Now that you are familiar with square roots, we will use them to solve quadratic equations. Keep in mind, that square roots cannot be used to solve every type of quadratic. In order to solve a quadratic equation by using square roots, an x- term cannot be present. Solving a quadratic equation by using square roots is very similar to solving a linear equation. In the end, you must isolate the x^2 or whatever is being squared.

Example A

Solve 2x^2-3=15 .

Solution: Start by isolating the x^2 .

2x^2-3 &= 15\\2x^2 &= 18\\x^2 &= 9

At this point, you can take the square root of both sides.

\sqrt{x^2} &= \pm \sqrt{9}\\x &= \pm 3

Notice that x has two solutions; 3 or -3. When taking the square root, always put the \pm (plus or minus sign) in front of the square root. This indicates that the positive or negative answer will be the solution.

Check :

& 2(3)^2-3 = 15 \qquad 2(-3)^2-3 = 15 \\& \ 2 \cdot 9 -3 = 15 \quad or \quad \ 2 \cdot 9 -3 = 15 \\& \quad 18-3 = 15 \qquad \qquad 18-3 = 15

Example B

Solve \frac{x^2}{16}+3=27 .

Solution: Isolate x^2 and then take the square root.

\frac{x^2}{16}+3 &= 27\\\frac{x^2}{16} &= 24\\x^2 &= 384\\x &= \pm \sqrt{384}= \pm 8\sqrt{6}

Example C

Solve 3(x-5)^2+7=43 .

Solution: In this example, x is not the only thing that is squared.
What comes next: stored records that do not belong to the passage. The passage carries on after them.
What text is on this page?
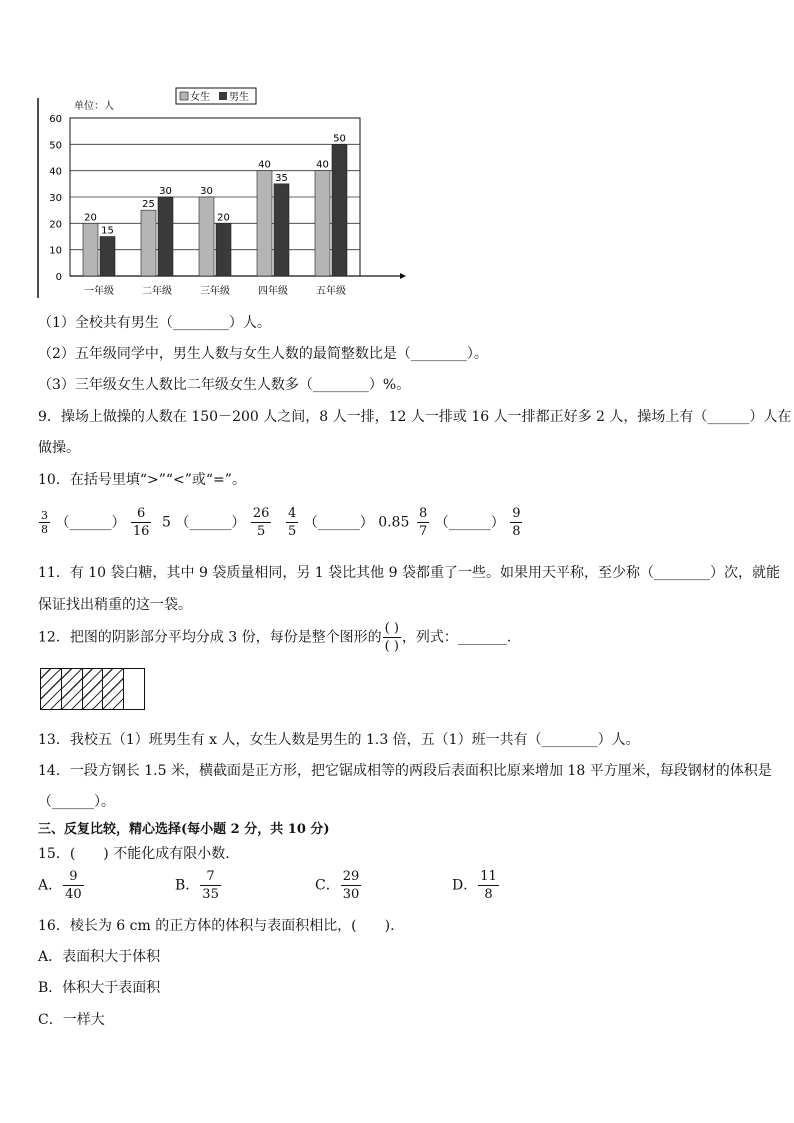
女生 男生
单位：人
0
10
20
30
40
50
60
20
15
一年级
25
30
二年级
30
20
三年级
40
35
四年级
40
50
五年级
（1）全校共有男生（________）人。
（2）五年级同学中，男生人数与女生人数的最简整数比是（________）。
（3）三年级女生人数比二年级女生人数多（________）%。
9．操场上做操的人数在 150－200 人之间，8 人一排，12 人一排或 16 人一排都正好多 2 人，操场上有（______）人在
做操。
10．在括号里填“>”“<”或“=”。
$\frac{3}{8}$ （______） $\frac{6}{16} 5$ （______） $\frac{26}{5} \frac{4}{5}$ （______） $0.85 \frac{8}{7}$ （______） $\frac{9}{8}$
11．有 10 袋白糖，其中 9 袋质量相同，另 1 袋比其他 9 袋都重了一些。如果用天平称，至少称（________）次，就能
保证找出稍重的这一袋。
12．把图的阴影部分平均分成 3 份，每份是整个图形的 $\frac{( )}{( )}$ ，列式：_______.
13．我校五（1）班男生有 x 人，女生人数是男生的 1.3 倍，五（1）班一共有（________）人。
14．一段方钢长 1.5 米，横截面是正方形，把它锯成相等的两段后表面积比原来增加 18 平方厘米，每段钢材的体积是
（______）。
三、反复比较，精心选择(每小题 2 分，共 10 分)
15．(　　) 不能化成有限小数.
A． $\frac{9}{40}$	B． $\frac{7}{35}$	C． $\frac{29}{30}$	D． $\frac{11}{8}$
16．棱长为 6 cm 的正方体的体积与表面积相比，(　　).
A．表面积大于体积
B．体积大于表面积
C．一样大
Isolate the (x-5)^2 and then take the square root.

3(x-5)^2+7 &= 43\\3(x-5)^2 &= 36\\(x-5)^2 &= 12\\x-5 &= \pm \sqrt{12} \ or \ \pm 2\sqrt{3}

Now that the square root is gone, add 5 to both sides.
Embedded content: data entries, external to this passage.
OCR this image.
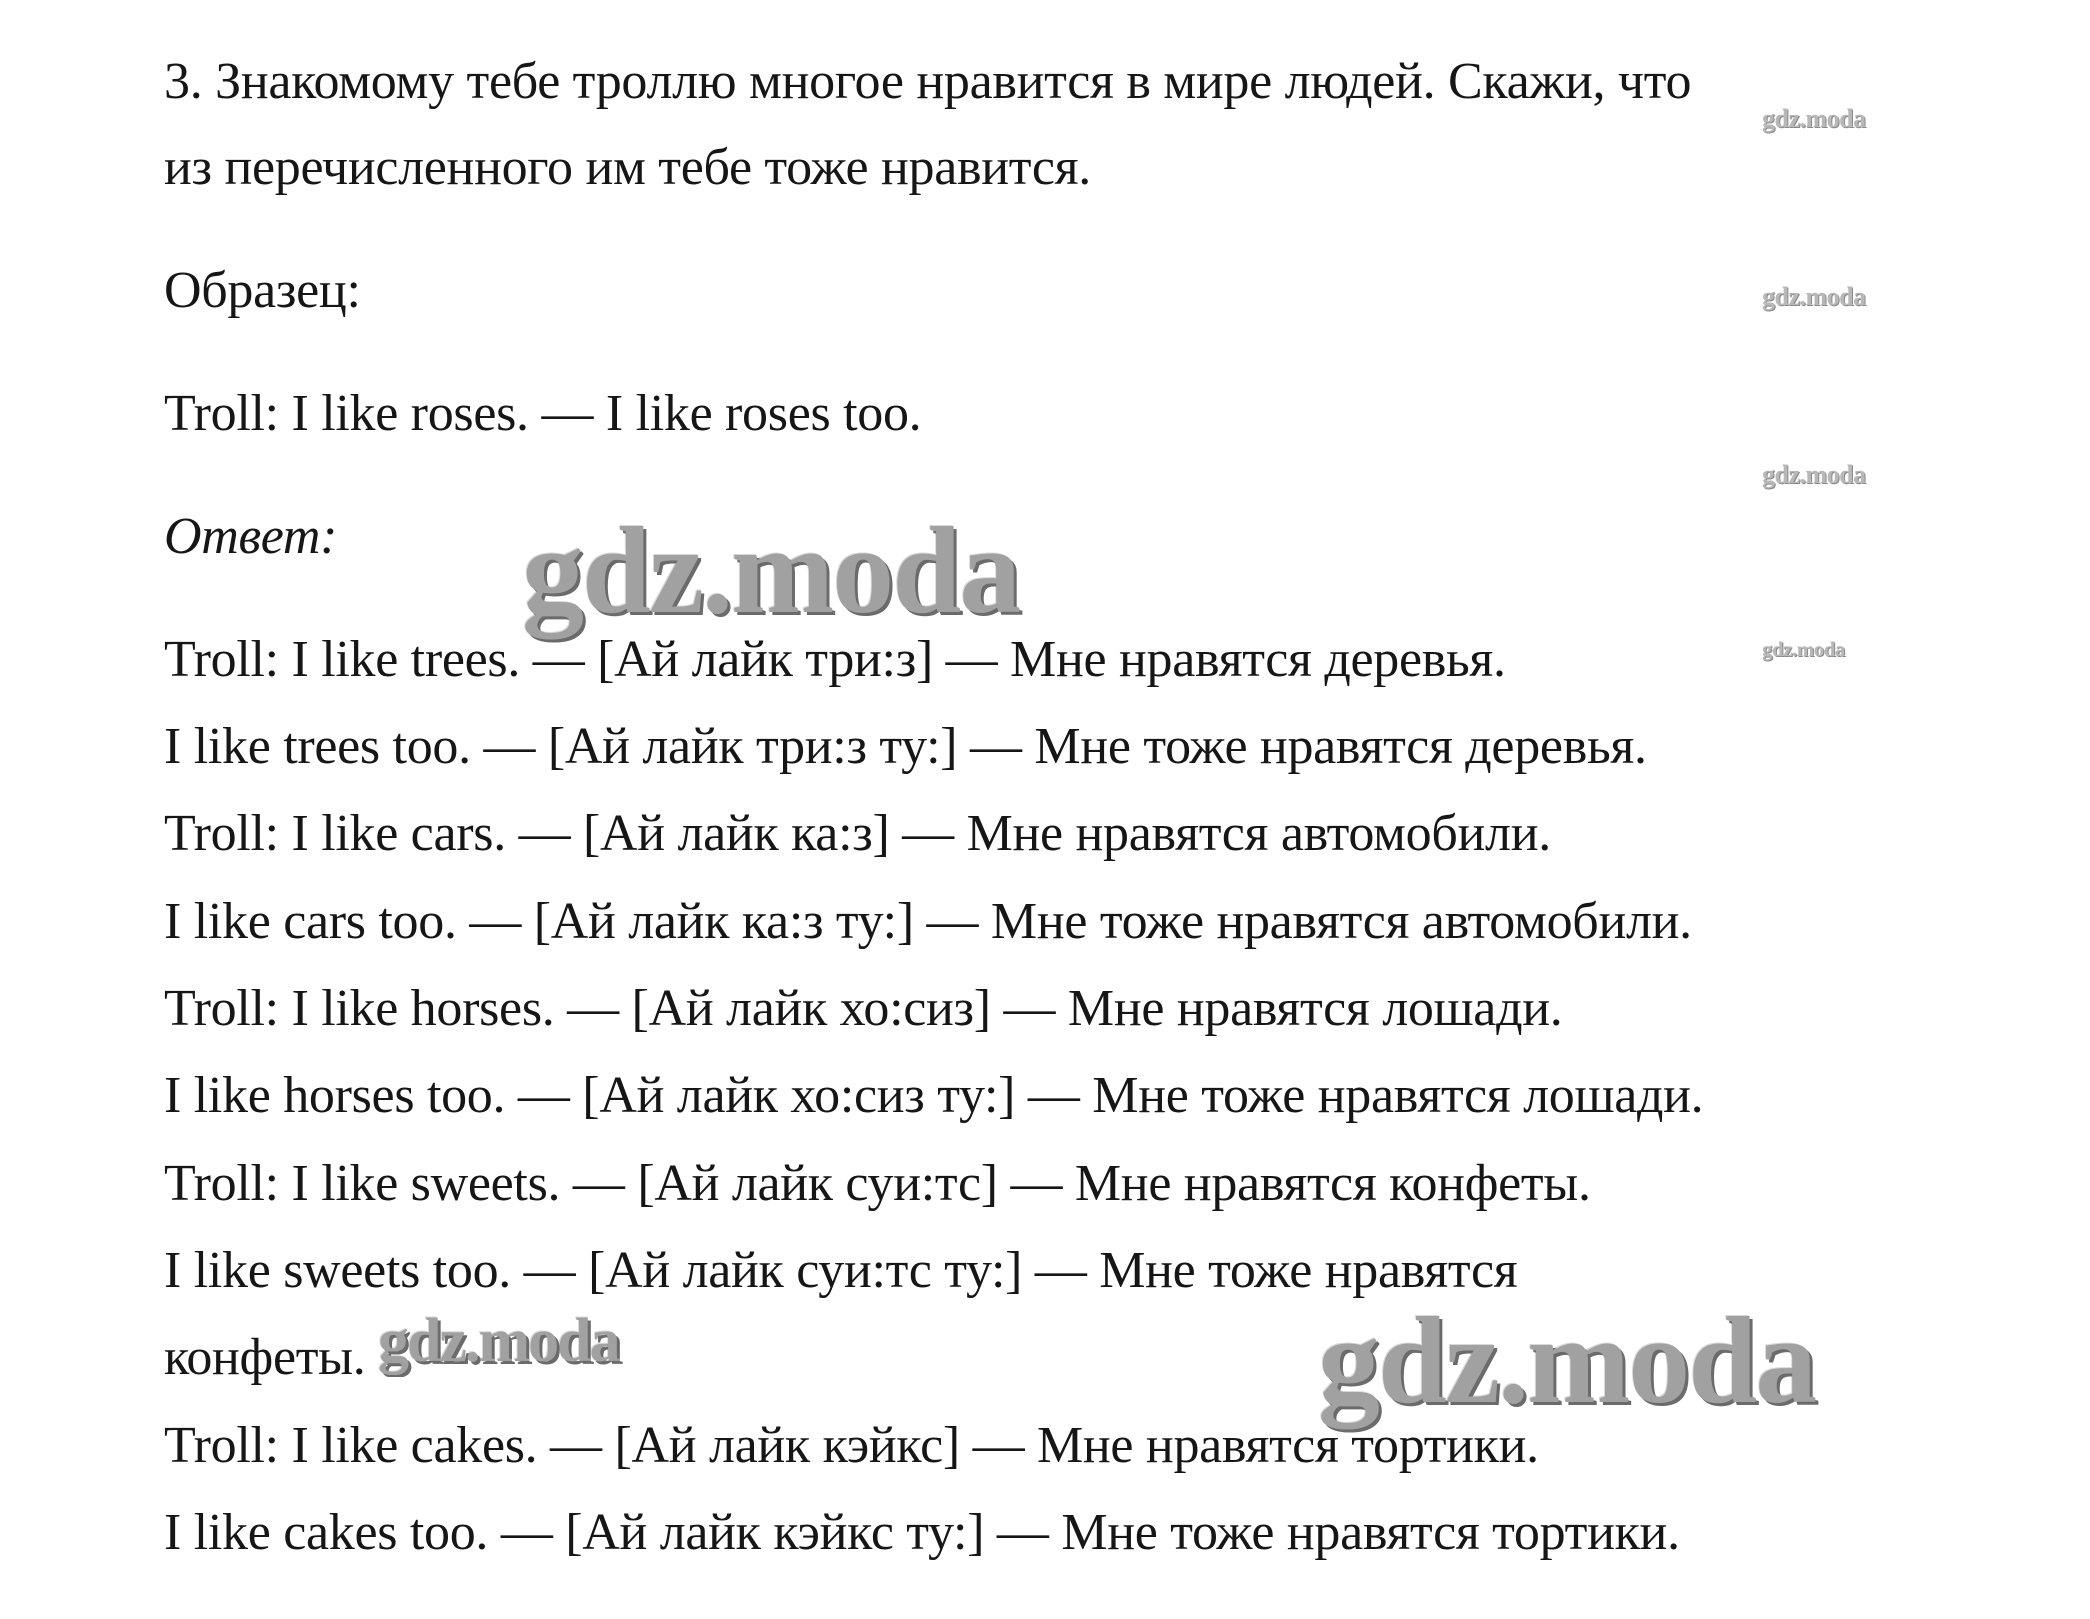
3. Знакомому тебе троллю многое нравится в мире людей. Скажи, что

из перечисленного им тебе тоже нравится.

Образец:

Troll: I like roses. — I like roses too.

Ответ:

Troll: I like trees. — [Ай лайк три:з] — Мне нравятся деревья.

I like trees too. — [Ай лайк три:з ту:] — Мне тоже нравятся деревья.

Troll: I like cars. — [Ай лайк ка:з] — Мне нравятся автомобили.

I like cars too. — [Ай лайк ка:з ту:] — Мне тоже нравятся автомобили.

Troll: I like horses. — [Ай лайк хо:сиз] — Мне нравятся лошади.

I like horses too. — [Ай лайк хо:сиз ту:] — Мне тоже нравятся лошади.

Troll: I like sweets. — [Ай лайк суи:тс] — Мне нравятся конфеты.

I like sweets too. — [Ай лайк суи:тс ту:] — Мне тоже нравятся

конфеты.

Troll: I like cakes. — [Ай лайк кэйкс] — Мне нравятся тортики.

I like cakes too. — [Ай лайк кэйкс ту:] — Мне тоже нравятся тортики.

gdz.moda
gdz.moda
gdz.moda
gdz.moda
gdz.moda
gdz.moda	gdz.moda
x-5 &= \pm 2\sqrt{3}\\x &= 5 \pm 2\sqrt{3}

x=5+2\sqrt{3} or 5-2\sqrt{3} . We can estimate these solutions as decimals; 8.46 or 1.54. Remember, that the most accurate answer includes the radical numbers.

Intro Problem Revisit To find s , isolate s^2 and then take the square root.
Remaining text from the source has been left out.